Ognuno di noi di norma si sente più sicuro a casa propria. Ebbene, in Europa la stessa sensazione viene avvertita dai consumatori quando si fanno gli acquisti online. Un Rapporto della Commissione Europea rivela infatti come ci sia maggiore propensione a fare shopping online con carta prepagata o carta di credito presso rivenditori della stessa nazionalità, mentre la percentuale di acquisti presso rivenditori esteri è decisamente più bassa. Ma come mai accade tutto ciò?

Ebbene, nonostante l’Europa sia unita il mondo dell’e-commerce non lo sembra affatto, un po’ per timore e diffidenza (la stessa che fino a qualche anno fa accoglieva i conti online, ad esempio), ed un po’ perché anche sul web il consumatore del Vecchio Continente è un tradizionalista.

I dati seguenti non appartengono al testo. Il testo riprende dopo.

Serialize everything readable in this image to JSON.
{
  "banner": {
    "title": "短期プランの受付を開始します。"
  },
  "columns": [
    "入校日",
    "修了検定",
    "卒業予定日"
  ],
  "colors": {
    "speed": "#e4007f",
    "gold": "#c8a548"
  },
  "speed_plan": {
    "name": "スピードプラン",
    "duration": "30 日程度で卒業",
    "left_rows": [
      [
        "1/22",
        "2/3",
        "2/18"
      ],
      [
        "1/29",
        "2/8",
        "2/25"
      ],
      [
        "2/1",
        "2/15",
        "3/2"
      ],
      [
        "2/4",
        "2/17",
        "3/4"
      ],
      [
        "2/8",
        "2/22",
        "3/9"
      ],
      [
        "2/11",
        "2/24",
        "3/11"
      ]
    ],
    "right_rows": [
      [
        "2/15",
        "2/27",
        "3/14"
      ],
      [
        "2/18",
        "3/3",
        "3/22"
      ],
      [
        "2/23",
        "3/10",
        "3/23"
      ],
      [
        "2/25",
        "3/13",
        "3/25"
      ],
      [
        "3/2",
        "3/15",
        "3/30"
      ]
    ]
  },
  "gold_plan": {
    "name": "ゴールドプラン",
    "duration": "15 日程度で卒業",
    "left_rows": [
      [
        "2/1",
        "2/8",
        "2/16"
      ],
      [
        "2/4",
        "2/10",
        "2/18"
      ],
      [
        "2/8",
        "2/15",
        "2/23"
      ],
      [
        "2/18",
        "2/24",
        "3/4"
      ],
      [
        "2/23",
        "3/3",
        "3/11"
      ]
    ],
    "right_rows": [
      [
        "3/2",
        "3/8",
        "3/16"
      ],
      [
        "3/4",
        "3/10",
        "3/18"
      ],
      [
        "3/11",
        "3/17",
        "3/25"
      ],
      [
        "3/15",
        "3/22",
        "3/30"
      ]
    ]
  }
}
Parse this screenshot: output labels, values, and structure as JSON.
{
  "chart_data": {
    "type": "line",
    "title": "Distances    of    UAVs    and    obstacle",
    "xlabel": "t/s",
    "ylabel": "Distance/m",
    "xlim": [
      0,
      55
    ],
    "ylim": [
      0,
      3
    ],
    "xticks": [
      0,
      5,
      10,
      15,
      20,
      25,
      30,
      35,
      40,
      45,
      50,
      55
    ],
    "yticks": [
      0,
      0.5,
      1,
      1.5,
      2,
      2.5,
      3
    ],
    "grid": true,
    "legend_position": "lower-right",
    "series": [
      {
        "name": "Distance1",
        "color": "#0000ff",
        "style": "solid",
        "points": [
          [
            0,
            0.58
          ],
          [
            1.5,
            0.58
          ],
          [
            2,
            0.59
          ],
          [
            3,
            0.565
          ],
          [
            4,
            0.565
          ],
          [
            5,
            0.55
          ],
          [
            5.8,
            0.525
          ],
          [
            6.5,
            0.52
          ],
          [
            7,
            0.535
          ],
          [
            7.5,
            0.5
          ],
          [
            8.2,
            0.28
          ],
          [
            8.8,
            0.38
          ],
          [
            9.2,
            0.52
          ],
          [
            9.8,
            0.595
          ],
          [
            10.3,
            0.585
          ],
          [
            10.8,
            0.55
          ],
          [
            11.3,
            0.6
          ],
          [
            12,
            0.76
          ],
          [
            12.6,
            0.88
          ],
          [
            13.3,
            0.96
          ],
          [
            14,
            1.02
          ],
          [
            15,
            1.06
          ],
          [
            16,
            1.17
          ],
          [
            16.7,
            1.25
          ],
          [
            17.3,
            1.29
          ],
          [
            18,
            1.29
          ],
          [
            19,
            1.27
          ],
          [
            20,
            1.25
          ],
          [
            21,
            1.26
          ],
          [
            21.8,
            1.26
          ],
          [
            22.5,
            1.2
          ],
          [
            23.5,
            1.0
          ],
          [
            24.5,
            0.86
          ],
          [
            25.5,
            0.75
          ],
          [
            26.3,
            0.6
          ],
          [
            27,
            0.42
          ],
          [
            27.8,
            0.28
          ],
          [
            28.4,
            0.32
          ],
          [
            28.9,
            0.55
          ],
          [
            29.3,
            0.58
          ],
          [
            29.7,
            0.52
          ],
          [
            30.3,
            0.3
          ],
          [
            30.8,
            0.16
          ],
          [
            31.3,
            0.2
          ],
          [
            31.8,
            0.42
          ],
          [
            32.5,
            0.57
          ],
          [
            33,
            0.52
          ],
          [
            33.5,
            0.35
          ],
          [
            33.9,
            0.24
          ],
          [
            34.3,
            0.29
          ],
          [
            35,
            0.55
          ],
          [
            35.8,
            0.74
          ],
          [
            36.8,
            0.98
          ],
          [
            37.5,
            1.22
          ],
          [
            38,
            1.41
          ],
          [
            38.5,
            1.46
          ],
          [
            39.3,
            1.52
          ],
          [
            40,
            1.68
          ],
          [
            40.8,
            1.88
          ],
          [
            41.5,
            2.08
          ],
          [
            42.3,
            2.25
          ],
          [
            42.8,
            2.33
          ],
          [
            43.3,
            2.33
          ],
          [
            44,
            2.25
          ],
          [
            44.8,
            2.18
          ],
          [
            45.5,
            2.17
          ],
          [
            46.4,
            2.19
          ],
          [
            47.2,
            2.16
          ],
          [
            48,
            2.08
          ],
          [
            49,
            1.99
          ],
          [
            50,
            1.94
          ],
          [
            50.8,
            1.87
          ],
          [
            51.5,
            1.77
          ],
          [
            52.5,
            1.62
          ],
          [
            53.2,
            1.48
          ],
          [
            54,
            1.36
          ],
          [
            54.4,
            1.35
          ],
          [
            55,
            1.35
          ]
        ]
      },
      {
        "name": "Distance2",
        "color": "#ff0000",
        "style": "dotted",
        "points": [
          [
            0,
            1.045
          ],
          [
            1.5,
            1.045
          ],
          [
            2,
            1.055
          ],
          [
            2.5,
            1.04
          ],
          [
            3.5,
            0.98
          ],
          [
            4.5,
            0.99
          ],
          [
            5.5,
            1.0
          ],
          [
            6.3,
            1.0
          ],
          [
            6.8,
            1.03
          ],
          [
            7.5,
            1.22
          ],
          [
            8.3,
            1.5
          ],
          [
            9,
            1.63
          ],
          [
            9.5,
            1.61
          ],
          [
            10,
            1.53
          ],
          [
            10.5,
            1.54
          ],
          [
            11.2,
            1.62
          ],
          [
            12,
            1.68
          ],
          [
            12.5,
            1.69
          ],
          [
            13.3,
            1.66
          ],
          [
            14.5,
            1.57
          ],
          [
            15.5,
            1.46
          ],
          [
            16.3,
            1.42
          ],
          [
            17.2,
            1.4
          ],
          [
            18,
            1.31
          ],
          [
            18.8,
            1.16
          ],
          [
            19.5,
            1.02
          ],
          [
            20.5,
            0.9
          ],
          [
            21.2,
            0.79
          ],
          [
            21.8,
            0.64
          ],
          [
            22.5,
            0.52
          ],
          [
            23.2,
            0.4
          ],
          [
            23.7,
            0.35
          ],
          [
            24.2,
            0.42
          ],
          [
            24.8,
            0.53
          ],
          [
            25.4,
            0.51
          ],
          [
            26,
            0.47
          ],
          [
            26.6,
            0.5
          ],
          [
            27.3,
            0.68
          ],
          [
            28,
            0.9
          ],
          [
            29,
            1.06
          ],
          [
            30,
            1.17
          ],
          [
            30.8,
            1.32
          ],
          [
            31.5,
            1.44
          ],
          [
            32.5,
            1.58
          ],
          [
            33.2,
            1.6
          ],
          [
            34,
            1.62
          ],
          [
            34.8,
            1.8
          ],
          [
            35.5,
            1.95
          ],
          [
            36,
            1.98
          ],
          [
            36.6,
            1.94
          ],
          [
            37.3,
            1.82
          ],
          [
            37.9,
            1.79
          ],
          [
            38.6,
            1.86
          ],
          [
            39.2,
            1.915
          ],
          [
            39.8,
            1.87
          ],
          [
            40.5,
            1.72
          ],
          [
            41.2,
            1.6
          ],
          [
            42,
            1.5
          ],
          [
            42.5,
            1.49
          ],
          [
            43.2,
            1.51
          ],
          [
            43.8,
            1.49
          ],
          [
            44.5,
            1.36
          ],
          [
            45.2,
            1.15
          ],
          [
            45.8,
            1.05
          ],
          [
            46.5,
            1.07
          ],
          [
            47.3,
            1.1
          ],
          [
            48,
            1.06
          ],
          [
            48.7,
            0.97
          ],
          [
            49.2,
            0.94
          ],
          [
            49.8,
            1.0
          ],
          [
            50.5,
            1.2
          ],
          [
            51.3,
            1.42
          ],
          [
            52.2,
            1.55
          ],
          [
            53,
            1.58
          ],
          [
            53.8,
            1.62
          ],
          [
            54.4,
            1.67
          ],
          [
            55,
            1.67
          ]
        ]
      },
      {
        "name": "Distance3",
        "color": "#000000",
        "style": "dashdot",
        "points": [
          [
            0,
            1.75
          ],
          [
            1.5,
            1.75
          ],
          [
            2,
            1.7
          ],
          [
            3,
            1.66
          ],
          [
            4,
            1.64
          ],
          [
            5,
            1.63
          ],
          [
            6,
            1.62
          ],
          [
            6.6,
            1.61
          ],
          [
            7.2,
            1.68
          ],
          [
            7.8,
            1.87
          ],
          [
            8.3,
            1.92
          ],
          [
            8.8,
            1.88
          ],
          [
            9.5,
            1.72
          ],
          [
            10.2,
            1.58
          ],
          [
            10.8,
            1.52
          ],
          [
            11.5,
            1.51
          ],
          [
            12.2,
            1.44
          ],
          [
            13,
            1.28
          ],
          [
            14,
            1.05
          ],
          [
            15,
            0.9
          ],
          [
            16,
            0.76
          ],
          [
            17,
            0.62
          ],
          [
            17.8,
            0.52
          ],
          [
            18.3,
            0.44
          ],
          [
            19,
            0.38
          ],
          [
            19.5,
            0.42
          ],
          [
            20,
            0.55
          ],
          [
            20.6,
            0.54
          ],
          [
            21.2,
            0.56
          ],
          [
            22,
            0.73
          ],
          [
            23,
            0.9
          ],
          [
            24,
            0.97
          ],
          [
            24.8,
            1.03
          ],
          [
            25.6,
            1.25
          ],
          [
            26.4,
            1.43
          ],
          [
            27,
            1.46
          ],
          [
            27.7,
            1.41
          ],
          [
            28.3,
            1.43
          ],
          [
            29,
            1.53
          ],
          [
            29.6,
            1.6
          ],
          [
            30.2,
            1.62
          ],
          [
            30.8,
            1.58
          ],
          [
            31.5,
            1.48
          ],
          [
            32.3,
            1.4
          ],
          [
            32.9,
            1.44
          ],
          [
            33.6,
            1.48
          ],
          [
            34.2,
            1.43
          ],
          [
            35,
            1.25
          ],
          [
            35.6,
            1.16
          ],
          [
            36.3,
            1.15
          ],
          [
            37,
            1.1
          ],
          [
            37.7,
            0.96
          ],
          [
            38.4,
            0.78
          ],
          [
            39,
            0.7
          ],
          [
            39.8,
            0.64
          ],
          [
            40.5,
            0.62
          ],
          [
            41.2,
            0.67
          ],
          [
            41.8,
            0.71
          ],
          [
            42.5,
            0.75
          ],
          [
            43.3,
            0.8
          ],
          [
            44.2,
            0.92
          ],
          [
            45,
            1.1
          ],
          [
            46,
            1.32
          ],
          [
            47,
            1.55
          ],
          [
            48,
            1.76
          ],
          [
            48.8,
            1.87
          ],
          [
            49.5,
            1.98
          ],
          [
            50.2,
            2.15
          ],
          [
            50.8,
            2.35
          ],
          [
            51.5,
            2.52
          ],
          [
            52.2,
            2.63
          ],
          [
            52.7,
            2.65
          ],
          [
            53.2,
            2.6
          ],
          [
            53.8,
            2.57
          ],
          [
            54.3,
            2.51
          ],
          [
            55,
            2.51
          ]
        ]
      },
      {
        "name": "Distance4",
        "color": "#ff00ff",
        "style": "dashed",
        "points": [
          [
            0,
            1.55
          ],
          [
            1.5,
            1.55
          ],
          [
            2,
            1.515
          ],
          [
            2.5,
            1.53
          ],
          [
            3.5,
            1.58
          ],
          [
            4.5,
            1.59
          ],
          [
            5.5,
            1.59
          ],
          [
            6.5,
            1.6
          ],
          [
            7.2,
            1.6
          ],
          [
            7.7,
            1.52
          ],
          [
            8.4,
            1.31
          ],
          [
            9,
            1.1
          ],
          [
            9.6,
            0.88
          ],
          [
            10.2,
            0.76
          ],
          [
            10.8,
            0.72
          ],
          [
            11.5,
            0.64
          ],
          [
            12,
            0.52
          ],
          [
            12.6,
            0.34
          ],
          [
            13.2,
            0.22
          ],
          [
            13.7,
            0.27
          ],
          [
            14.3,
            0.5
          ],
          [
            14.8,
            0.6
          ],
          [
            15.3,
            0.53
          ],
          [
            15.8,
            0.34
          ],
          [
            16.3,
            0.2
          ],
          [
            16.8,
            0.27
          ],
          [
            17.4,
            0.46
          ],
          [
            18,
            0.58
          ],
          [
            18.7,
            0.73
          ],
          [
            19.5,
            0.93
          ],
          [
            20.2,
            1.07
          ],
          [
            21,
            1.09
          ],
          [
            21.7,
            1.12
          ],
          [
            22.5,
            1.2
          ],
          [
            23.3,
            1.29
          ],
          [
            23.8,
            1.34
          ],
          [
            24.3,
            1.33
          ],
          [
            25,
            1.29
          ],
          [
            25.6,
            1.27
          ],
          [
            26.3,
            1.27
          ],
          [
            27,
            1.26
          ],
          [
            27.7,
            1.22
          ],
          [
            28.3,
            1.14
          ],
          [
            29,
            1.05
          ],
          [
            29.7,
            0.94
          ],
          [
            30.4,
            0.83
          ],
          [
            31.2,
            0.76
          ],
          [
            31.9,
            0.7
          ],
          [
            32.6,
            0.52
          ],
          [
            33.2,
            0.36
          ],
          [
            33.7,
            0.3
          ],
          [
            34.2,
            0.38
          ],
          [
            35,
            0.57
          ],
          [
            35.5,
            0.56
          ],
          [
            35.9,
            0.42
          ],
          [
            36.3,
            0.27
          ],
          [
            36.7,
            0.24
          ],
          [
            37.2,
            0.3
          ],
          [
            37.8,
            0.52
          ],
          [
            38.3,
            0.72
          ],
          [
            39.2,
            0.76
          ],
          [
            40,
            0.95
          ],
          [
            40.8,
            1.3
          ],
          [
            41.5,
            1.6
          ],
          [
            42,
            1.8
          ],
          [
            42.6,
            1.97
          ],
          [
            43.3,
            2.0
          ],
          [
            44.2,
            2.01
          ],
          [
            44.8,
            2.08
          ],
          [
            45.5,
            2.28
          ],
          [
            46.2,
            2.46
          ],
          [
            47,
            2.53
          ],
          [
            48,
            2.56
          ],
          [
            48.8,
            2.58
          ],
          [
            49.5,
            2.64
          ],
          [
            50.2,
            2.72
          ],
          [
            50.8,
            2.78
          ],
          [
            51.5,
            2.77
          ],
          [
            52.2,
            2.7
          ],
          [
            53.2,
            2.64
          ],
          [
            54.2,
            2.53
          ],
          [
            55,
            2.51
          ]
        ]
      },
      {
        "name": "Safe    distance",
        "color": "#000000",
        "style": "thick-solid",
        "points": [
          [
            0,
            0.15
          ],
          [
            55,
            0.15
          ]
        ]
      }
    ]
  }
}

E così il 59% dei consumatori è tranquillo nell’effettuare acquisti online presso un rivenditore della stessa nazionalità rispetto invece a solo il 35% che lo è se l’acquisto viene effettuato presso un rivenditore straniero.

Di conseguenza ora l’Ue vuole correre ai ripari con campagne informative e di educazione ai pagamenti online, partendo dai giovani, dopo aver rilevato che in molti non comprano fuori dai confini nazionali, per il timore di non avere sufficienti tutele in qualità di consumatore. Nell’acquistare fuori dai confini nazionali con le carte di credito ci sono però altri problemi che sono tutt’altro che di poco conto.

Ci sono infatti rivenditori online che non effettuano spedizioni al di fuori dei confini nazionali, e che poi quasi sempre sono gli stessi che non accettano le carte di credito di cittadini residenti all’estero. Basti pensare che il 75% dei rivenditori online spedisce la merce acquistata solo all’interno dei confini nazionali, così come spesso i siti dei rivenditori online non brillano nel fornire informazioni esaurienti su quelli che sono i diritti dei consumatori con particolare riferimento alla legislazione transfrontaliera.